И ТАКАЯ связь событий, такое совмещение понятий для тех, кто защищал блокадный город от проклятых фашистов, тоже было вполне естественным…

Лев Васильевич и Выстрел «Авроры»

* * *

«ГРОМИТЬ ПАМЯТНИКИ — ЭТО ЖЛОБСТВО…»
103 года назад родился
ровесник Октябрьского переворота
скульптор Лев Кербель

РАНЬШЕ в такое утро всегда гремели марши, все вокруг алело флагами, транспарантами, и ему казалось, что это нем­ножко и в его честь: ведь день рождения — не только у стра­ны, но и него тоже! Да, появиться на свет в 1917-м умудрился, по старому стилю, именно 25 октября. В общем, всякий раз сколько лет было Советскому отечеству, столько и ему. День в день. Правда, в 1992-м, когда мы встретились (утром 7 ноября, в мастерской, — он сам так захотел), сия закономер­ность оказалась нарушенной: ему, как положено, стукнуло семьдесят пять, ну а той страны уже не существовало… Ее ис­тория завершилась в августе 1991-го… И не было тогда, в 1992-м, ни маршей, ни знамен, ни алых гвоздик у подножия мо­нумента Карлу Марксу. Какие цветы?! Даже краску, которой был облит в том августе, отмыть не пожелали. Его Маркс, выруб­ленный из гранитной скалы, творение его мысли, его рук…
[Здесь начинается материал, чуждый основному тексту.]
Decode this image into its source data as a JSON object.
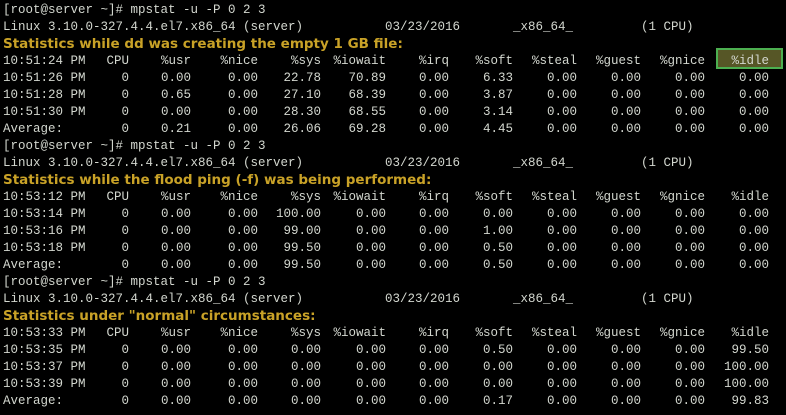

Седой человек с сильными, мозолистыми ладонями старался отвлечься от непростых дум, заглушить все работой — даже в собственный юбилей. В его облике ничто не напоминало, что это — знаменитость: академик, Герой Соцтруда, лауреат Ле­нинской и Госпремий. Нет, здесь, в мастерской, он — просто труженик. Большой труженик Лев Ефимович Кербель.

* * *

ПОМНИТСЯ, показал я хозяину мастерской свежий номер «Московских новостей»: там была статья о том, какой видят в ближайшем будущем Москву проживающие в Нью-Йорке отцы соцарта Виталий Комар и Александр Меламид. В частности, памятник Марксу у Большого театра они предлагали перевернуть с ног на голову — в знак того, что Маркс сам проделал с диалектикой Гегеля… Лицо Кербеля стало мрачным:

— Обыкновенное хулиганство, бескультурье, беспредел… Если снимают памятники дрянные, разную бетонную халтуру, то это, конечно, справедливо. Но когда поднимают руку на произ­ведение искусства — не важно, на какую тему (вот недавно в Москве какие-то негодяи осквернили памятник Рублеву работы Комова), то это, извините, откровенное жлобство…
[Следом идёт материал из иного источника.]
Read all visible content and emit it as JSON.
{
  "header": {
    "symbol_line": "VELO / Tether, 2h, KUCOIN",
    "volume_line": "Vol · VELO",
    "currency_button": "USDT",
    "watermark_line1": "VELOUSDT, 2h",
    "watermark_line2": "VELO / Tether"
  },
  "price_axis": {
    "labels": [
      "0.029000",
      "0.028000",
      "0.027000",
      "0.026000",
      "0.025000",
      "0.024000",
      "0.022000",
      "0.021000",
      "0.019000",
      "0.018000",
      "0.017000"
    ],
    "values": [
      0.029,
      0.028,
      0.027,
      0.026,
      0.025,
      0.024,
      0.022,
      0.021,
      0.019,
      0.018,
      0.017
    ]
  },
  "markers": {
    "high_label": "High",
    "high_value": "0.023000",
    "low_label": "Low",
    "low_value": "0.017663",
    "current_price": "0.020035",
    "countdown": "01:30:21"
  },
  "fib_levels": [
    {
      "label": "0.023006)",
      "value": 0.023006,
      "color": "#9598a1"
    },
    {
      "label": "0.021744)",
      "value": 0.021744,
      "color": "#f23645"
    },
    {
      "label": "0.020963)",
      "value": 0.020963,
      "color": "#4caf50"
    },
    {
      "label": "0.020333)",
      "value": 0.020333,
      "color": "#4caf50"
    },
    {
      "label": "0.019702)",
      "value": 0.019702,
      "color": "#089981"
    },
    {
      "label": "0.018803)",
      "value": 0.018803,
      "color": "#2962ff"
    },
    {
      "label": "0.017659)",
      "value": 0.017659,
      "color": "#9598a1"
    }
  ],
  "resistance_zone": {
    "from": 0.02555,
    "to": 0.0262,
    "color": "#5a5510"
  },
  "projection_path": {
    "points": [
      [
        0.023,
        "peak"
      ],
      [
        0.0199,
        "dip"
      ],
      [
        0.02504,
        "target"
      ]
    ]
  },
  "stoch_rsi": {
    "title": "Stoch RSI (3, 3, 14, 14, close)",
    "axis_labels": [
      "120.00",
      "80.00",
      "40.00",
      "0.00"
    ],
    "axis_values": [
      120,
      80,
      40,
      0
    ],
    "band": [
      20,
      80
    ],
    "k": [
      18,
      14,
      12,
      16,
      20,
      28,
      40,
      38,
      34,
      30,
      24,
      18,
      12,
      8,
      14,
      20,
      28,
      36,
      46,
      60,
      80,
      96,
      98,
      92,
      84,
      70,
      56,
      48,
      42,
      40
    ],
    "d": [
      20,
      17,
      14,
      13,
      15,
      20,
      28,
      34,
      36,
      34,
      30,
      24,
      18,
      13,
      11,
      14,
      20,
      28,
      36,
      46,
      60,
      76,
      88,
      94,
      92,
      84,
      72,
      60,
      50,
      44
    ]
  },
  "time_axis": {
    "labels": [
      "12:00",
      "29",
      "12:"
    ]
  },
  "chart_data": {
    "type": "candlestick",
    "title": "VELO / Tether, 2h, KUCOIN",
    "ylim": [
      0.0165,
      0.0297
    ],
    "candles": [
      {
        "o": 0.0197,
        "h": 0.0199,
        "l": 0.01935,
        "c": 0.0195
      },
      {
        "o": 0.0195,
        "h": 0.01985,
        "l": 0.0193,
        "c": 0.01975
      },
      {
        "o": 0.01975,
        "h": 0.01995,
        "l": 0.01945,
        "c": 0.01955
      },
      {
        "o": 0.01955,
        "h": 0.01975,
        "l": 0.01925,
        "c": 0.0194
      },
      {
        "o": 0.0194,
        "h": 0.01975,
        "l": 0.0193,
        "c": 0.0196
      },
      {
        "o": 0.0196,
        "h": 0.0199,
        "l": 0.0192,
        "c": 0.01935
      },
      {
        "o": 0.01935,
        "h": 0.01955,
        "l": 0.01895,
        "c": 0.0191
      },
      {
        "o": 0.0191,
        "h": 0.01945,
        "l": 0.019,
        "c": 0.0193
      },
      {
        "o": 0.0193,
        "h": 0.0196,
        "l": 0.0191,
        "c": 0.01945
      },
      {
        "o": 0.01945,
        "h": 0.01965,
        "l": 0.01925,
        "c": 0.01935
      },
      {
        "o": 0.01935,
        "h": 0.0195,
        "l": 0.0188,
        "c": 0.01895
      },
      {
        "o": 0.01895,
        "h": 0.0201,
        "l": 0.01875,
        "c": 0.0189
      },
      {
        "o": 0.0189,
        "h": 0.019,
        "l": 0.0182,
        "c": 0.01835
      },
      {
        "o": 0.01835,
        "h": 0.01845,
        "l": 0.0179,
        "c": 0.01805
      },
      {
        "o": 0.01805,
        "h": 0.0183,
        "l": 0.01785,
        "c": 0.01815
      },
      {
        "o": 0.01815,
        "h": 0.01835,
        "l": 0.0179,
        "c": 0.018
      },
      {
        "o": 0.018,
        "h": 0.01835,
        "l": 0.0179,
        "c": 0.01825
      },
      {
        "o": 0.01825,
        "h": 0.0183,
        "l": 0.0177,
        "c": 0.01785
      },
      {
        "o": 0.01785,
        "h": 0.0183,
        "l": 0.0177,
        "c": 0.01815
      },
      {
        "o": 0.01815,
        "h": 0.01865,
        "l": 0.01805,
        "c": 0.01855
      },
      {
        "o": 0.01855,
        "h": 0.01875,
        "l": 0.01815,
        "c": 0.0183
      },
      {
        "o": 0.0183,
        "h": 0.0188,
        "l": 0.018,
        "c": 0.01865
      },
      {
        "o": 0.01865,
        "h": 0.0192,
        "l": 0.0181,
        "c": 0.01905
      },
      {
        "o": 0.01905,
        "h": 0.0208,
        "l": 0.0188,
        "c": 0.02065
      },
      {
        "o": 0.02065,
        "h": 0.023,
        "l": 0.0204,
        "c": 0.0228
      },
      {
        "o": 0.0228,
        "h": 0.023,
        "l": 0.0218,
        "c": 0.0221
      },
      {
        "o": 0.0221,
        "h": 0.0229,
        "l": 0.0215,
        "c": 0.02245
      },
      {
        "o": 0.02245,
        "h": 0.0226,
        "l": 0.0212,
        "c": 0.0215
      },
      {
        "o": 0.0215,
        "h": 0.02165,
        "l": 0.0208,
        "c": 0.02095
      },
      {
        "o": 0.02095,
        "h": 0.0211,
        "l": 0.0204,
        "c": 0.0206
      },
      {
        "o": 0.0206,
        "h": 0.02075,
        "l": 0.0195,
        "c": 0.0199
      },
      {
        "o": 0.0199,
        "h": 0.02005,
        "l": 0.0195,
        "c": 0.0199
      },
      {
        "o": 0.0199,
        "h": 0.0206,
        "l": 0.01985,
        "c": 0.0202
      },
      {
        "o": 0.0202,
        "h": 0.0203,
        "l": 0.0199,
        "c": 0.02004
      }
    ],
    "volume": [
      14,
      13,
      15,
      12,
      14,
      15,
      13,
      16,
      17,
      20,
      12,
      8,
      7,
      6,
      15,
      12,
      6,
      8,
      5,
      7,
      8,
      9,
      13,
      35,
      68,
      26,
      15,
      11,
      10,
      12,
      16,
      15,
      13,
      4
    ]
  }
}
Что ж, дорогой читатель, и мне самому именно так, жлобством, представляется варварская борьба с произведениями искусства. А то, что монумент, воздвигнутый в честь родона­чальника марксизма (хотя я тоже без особой любви отношусь к этой личности и его учению), великолепен, ясно, по-моему, каждо­му, кто отмечен нормальным вкусом. И уже трудно представить без Маркса площадь перед Большим театром. Площадь, по раз­ностилью архитектуры, кстати говоря, очень эклектичную. Я сказал это Кербелю, и он кивнул:

— Действительно, там сплошная эклектика — Большой те­атр, Малый, «Метрополь», гостиница «Москва»… А еще замеча­тельный фонтан Витали… Как объединить всё это? В Моссовете хотели фонтан, чтобы «не мешал» Марксу, убрать. Я воспроти­вился: нет, надо не фонтан убирать, а сделать так, чтобы Маркс был не хуже него, чтобы они не «ссорились». Я понял: на том месте какую из классических фигур ни поставь — смот­реться не будет, а вот кусок гранитной скалы все объеди­нит… Когда обдумывал памятник, вспомнились слова Луначарского, его сравнение Маркса с «глыбой». А еще вспомнились се­верные скалы — я в тех местах, когда шла Великая Отечествен­ная, служил. И вот явился этот образ — человека, вырастающе­го из скалы, сжимающего пять пальцев в кулаке — в назидание людям всех континентов, чтобы были вместе…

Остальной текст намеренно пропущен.